Он промолчал и я осмелилась поднять взгляд. Дима был в ступоре, чего с ним не случалось с тех пор, как мы возобновили знакомство.
– И все? Почему ты мне не рассказала? Господи… Ведь я тебе не чужой!
Я всхлипнула. Закрыла рукавами лицо.
– Да уж, весь свой, в доску!.. Ты даже не веришь, что на меня негр напал, хотя сам видел, с какой рукой я приехала.
– Я был уверен, ты огребла от Скотта. Ты далеко не первая, уж прости, с кем он в любовь играет!..
– Ты просто не можешь поверить, будто другой мужчина видел меня достойной любви. В твоих глазах я – шлюха и интриганка. В твоих глазах, я этого заслуживаю… Ну, так вот, Скотт видел меня иначе! Он видел во мне девочку, на которую напали. И тех людей вокруг, что считали меня шлюхой. Как ты! Можешь считать свою мать занудой, которой хочется внучеков, но она знает, как я тебя любила. Но ты никогда не верил тем, кто любит тебя. Скотт верил!
Дима вспыхнул под моим взглядом и на какое-то мгновение в его лице проглянул тот, прежний Дима. Если мальчик, который был женат на Оксанке, на самом деле был мертв, то сейчас он восстал, чтобы покраснеть и заткнуться, крепко сжав губы.
Моргнул виновато, скривился и вновь исчез; словно отошел от окна, вернулся на дно души.

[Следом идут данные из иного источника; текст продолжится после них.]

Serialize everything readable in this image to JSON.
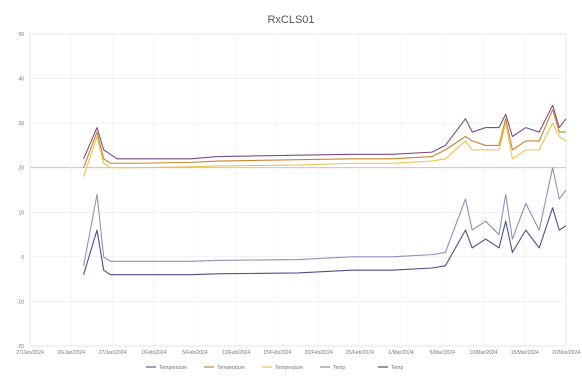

– Ангела… Лина, посмотри на меня. Послушай… Мне нет оправдания, знаю, – слова сочились из его рта и капали на линолеум, как капли крови. – Я не могу пить… Дико туплю, когда пьяный, а я был пьян. Я поступил тогда, как мудак…
По его тону можно было решить, то был единственный случай. Лично мне, да и Ирке с Бонечкой, всегда казалось, что поступать, как мудак – это его естественное состояние. Как полет для орла, как убийство для леопарда. Но Дима явно считал иначе и я не осмелилась ему возражать.
– Господи, мать умерла бы, если бы знала…
Мучимый своими мыслями, Кан отошел к окну. Его плечи четко обрисованные мягкой тканью, были напряжены. Мускулы чуть подрагивали, словно он то и дело их напрягал.
– Я ничего ей не говорила, – сказала я, – не бойся.
Дима яростно обернулся через плечо.
– Я не боюсь своей мамы! – прорычал он. – Ты ебанутая?!
– Ты не мог бы… хотя бы три минуты не оскорблять меня?!
Дима выдохнул, словно перезагружая систему и принялся расхаживать взад-вперед. Вцепившись пальцами в свои, всегда безупречно уложенные волосы, он в самом деле выглядел, будто бы он старается.
– Мне даже просто находиться рядом с тобой – уже непереносимо!
– Это ты за мной бегаешь, а не я!
Дима снова взбесился.
– Я за тобой бегаю?! Я?!! Да кто ты такая, мать твою, чтобы я за тобой бегал?!
– Твоя будущая жена! – не сдержалась я.
– Да я скорее на Поповой женюсь! – рявкнул он. – Тоже блядь, только честная!
Меня буквально подкинуло; кофе пролился на халат. Видимо, Дима думал, что его крик оказывает терапевтическое воздействие, потому что искренне растерялся, увидев страх. Я расплакалась.